Influence of patient characteristics and immunosuppressant management on mortality in kidney transplant recipients hospitalized with coronavirus disease 2019 (COVID‐19)

• Published in: Clinical transplantation Vol. 35; no. 4; pp. e14221 - n/a
• Main Authors: Santeusanio, Andrew D., Menon, Madhav C., Liu, Caroline, Bhansali, Arjun, Patel, Niralee, Mahir, Fahima, Rana, Meenakshi, Tedla, Fasika, Mahamid, Ahmad, Fenig, Yaniv, Zendel, Alexey, Delaney, Veronica, De Boccardo, Graciela, Farouk, Samira S., Sehgal, Vinita, Khaim, Rafael, Jacobs, Samantha E., Dunn, Dallas, Sullivan, Timothy, Taimur, Sarah, Baneman, Emily, Florman, Sander, Shapiro, Ron
• Format: Journal Article
• Language: English
• Published: Denmark John Wiley and Sons Inc 01.04.2021
• Subjects: COVID‐19; immunosuppressive agents; kidney transplantation; Original; transplant recipients; COVID-19; immunosuppressive agents; transplant recipients; kidney transplantation
• ISSN: 0902-0063; 1399-0012
• DOI: 10.1111/ctr.14221

The influence of patient characteristics and immunosuppression management on COVID‐19 outcomes in kidney transplant recipients (KTRs) remains uncertain. We performed a single‐center, retrospective review of all adult KTRs admitted to the hospital with confirmed COVID‐19 between 03/15/2020 and 05/15/2020. Patients were followed from the date of admission up to 1 month following hospital discharge or study conclusion (06/15/2020). Baseline characteristics, laboratory parameters, and immunosuppression were compared between survivors and patients who died to identify predictors of mortality. 38 KTRs with a mean baseline eGFR of 52.5 ml/min/1.73 m2 were hospitalized during the review period.

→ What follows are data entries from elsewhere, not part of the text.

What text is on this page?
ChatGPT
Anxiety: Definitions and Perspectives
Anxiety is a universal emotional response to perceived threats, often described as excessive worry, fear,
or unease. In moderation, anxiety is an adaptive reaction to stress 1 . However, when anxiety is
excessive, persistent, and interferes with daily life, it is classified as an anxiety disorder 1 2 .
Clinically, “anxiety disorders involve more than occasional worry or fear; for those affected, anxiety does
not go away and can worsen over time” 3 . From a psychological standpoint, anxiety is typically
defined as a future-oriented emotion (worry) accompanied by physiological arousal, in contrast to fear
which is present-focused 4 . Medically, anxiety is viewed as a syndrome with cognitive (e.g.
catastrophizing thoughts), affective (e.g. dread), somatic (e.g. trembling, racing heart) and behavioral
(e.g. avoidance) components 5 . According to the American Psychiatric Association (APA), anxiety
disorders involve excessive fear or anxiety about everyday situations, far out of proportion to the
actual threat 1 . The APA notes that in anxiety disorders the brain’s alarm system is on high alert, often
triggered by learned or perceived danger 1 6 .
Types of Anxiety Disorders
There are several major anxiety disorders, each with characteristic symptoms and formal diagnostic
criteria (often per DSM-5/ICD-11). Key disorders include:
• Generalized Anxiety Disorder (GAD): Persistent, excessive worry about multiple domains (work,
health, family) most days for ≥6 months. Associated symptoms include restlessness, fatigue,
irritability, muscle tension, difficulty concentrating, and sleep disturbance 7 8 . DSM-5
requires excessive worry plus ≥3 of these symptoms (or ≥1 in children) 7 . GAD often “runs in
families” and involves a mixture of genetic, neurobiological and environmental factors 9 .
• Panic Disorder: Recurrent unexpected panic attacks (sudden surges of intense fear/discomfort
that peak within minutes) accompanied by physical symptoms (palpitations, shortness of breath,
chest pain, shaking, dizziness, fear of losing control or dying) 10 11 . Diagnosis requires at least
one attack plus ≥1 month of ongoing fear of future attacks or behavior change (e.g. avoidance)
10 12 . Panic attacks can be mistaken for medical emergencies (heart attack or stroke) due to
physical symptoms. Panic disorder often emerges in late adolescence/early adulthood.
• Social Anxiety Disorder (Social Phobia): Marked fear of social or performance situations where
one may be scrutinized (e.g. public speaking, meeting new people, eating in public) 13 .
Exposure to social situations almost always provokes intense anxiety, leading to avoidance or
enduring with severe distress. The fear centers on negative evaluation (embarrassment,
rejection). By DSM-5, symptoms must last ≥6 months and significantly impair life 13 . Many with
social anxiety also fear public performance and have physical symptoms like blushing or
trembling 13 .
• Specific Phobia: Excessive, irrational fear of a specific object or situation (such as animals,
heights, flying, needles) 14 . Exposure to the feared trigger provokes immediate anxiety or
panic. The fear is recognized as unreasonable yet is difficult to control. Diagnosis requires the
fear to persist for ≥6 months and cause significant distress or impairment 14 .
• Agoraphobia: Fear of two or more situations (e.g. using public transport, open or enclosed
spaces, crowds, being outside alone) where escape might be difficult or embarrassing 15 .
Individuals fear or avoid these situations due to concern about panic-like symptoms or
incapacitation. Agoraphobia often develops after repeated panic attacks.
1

Maintenance immunosuppression included tacrolimus (84.2%), mycophenolate (89.5%), and corticosteroids (81.6%) in the majority of patients. Eleven patients (28.9%) died during the hospitalization. Older age (OR = 2.05; 1.04‐4.04), peak D‐dimer (OR = 1.20; 1.04‐1.39), and peak white blood cell count (OR = 1.11; 1.02‐1.21) were all associated with mortality among KTRs hospitalized for COVID‐19. Increased mortality was also observed among KTRs with concomitant HIV infection (87.5% vs. 36.1%; p < .01). Conversely, immunosuppression intensity and degree of reduction following COVID‐19 diagnosis were not associated with either survival or acute allograft rejection. Our findings potentially support a strategy of individualization of immunosuppression targets based on patient‐specific risk factors, rather than universal immunosuppression reduction for KTRs at risk from COVID‐19.